1. `common.py` — eval wrapper + summary utilities
2. `best_of_n.py` + smoke-test on RMSNorm
3. `iterative.py` + smoke-test on RMSNorm
4. Run both across all 9 benchmarks at N=144
5. `mini_swe_harness.py` — agent baseline using mini-swe-agent; run on 5-kernel subset
6. Update `JAXBENCH_OPTIMIZATION_PLAN.md` results section with baseline comparisons

## Open questions (resolved)

- **Early stopping:** None. All baselines run the full N regardless of convergence, for fair budget comparison.

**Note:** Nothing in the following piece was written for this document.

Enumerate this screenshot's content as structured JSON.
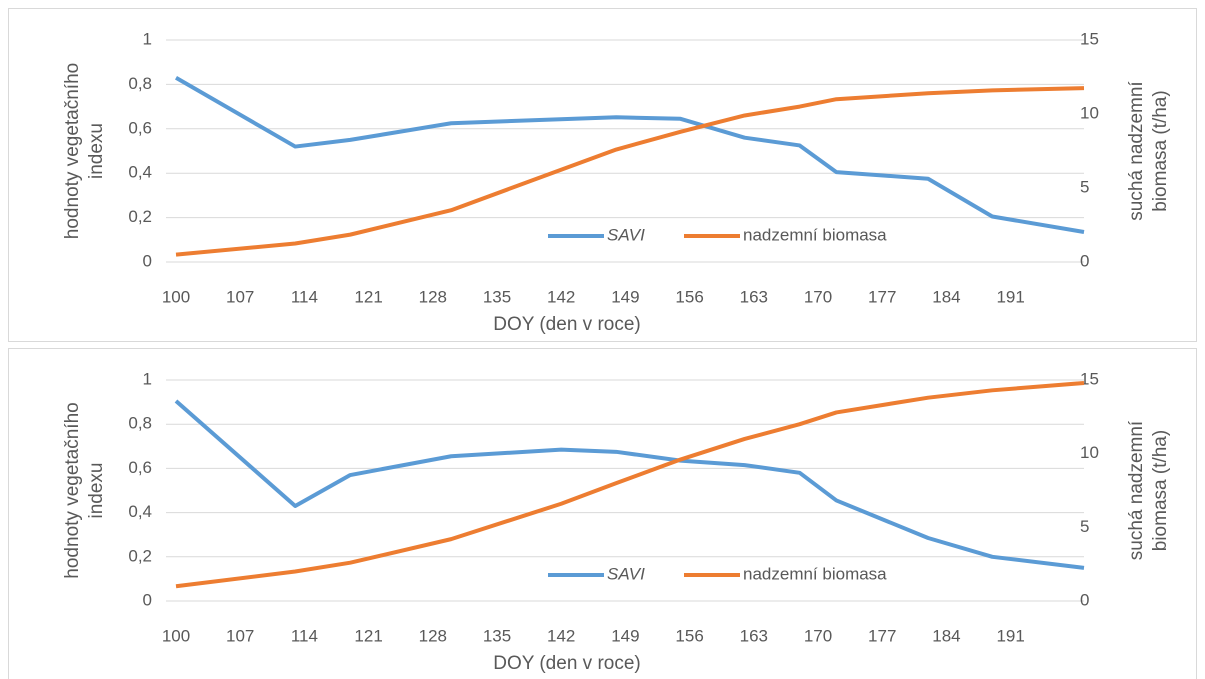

- **Failure accounting:** Failed candidates (compile errors, wrong output) count against the budget. Same rules as Autocomp.
- **Iterative failure handling:** On iter K failure, retry in place (feeding the failed code + stderr back and asking for a fix) up to M times before advancing. Retries count against the N budget. When all retries exhaust, advance with last-known-good code as the starting point and a note about the failed attempt.
- **Agent baseline:** Switched from Gemini CLI to mini-swe-agent. Gemini CLI's unrestricted shell access allowed "free" syntax checks and local tests not counted against the eval budget; mini-swe-agent counts every LLM turn (each of which issues bash commands), ensuring fair action accounting.